Mt. McKinley, also known as Denali, is the tallest mountain in North America. It is considered to be the third tallest in the world; however, by another measure is taller than Mt. Everest. There is a distinction between measuring "highest" and "tallest". The highest peak is determined by measuring a mountain's highest point above sea level. The tallest mountain is measured from base to summit. Using that measurement, Mt. McKinley is taller than Mt. Everest because it rises 18,000 feet from its base, which is a greater vertical rise than Everest's 12,000 feet rise from its base of 17,000 feet. The mountain's extreme cold, with the possibility of temperatures at -75F and a wind chill of -118F, can freeze a human in an instant. There is an automated weather station at 18,700'.
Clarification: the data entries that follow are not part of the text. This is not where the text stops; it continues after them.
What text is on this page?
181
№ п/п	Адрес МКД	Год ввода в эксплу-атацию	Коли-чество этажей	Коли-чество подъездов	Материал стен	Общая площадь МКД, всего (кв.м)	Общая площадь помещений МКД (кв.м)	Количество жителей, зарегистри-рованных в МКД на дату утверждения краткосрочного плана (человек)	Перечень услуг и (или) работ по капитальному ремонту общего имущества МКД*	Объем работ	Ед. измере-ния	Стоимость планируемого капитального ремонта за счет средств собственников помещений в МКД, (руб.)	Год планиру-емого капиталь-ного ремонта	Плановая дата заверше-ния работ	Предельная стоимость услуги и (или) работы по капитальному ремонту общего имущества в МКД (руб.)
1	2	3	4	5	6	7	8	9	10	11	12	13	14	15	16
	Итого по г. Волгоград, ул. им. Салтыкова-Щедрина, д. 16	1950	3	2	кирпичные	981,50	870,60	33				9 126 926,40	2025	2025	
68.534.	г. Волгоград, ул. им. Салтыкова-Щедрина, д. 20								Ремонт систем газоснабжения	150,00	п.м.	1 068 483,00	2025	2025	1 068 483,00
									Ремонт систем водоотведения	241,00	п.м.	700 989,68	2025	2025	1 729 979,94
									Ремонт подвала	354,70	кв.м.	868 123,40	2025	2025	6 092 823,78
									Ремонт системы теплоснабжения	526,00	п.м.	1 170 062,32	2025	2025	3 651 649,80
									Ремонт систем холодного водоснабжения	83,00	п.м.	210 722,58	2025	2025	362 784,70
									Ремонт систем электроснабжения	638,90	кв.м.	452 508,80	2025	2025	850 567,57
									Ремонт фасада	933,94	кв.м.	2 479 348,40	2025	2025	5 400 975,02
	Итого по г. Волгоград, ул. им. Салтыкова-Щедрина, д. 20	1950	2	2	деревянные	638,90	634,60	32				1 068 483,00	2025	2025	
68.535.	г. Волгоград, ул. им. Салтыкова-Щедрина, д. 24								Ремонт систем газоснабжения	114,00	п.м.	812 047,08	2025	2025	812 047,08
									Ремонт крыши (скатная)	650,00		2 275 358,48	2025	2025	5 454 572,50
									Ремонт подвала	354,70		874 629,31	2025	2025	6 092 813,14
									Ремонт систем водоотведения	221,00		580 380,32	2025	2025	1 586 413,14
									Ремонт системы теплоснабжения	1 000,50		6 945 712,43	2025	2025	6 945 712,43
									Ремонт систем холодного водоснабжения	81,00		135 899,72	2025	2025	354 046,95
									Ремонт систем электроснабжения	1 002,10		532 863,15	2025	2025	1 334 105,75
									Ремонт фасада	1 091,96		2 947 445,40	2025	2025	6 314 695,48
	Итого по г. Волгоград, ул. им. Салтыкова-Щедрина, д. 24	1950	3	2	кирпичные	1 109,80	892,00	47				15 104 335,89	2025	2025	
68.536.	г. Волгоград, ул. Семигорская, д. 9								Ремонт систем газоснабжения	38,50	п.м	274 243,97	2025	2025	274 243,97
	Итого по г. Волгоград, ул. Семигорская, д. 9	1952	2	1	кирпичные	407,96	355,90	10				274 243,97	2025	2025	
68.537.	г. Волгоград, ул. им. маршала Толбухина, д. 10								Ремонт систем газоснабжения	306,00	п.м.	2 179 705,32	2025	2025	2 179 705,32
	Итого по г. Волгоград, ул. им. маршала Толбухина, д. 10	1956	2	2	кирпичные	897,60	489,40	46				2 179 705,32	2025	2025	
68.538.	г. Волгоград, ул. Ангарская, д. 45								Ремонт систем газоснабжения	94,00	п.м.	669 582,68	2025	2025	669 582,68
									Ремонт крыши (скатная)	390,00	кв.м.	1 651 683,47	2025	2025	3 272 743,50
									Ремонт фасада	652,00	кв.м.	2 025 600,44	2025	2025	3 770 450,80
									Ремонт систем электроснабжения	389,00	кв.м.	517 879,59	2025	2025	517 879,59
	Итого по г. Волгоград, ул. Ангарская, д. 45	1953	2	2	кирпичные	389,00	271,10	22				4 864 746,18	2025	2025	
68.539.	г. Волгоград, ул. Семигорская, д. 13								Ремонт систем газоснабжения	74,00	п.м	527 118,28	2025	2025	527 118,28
Mt. McKinley was the fifth mountain on my quest to become the 15th American to complete the Adventure Grand Slam. This was my most technical climb to date. It was the first time I would be pulling a 40lb sled in addition to carrying an 80lb backpack. Weather was great for the first week or so going up. Despite a scary fall into a crevasse on the third day, everything was perfect. By the time we reached Camp 4 at 14,000' (the last camp before High Camp and then summit), threatening weather began to appear. We were delayed there a couple of extra days longer than planned. The traverse up to High Camp at 17,200' was difficult, but we were focused and determined. Once we got there and had a time of rest, our summit attempt was delayed further by bad weather. There is always something to be done while waiting, but weather delays make passing time much harder. It's during those times when fear sets in, and you start doubting whether you'll make it. We had a small window of opportunity on July 5th, and we took it. Tears of joy and gratefulness take over at the top. Because of the harsh conditions at the summit, there was only time enough to take some pictures, reflect on the accomplishment, and leave. On the day of summit, it was 14 hours from the time we left High Camp and then returned. Coming down can actually be more dangerous than going up. Fatigue, weight loss, and being anxious can play a part in mistakes made. It was an amazing adventure, and I am thankful for the opportunity to have been on top of the world once again.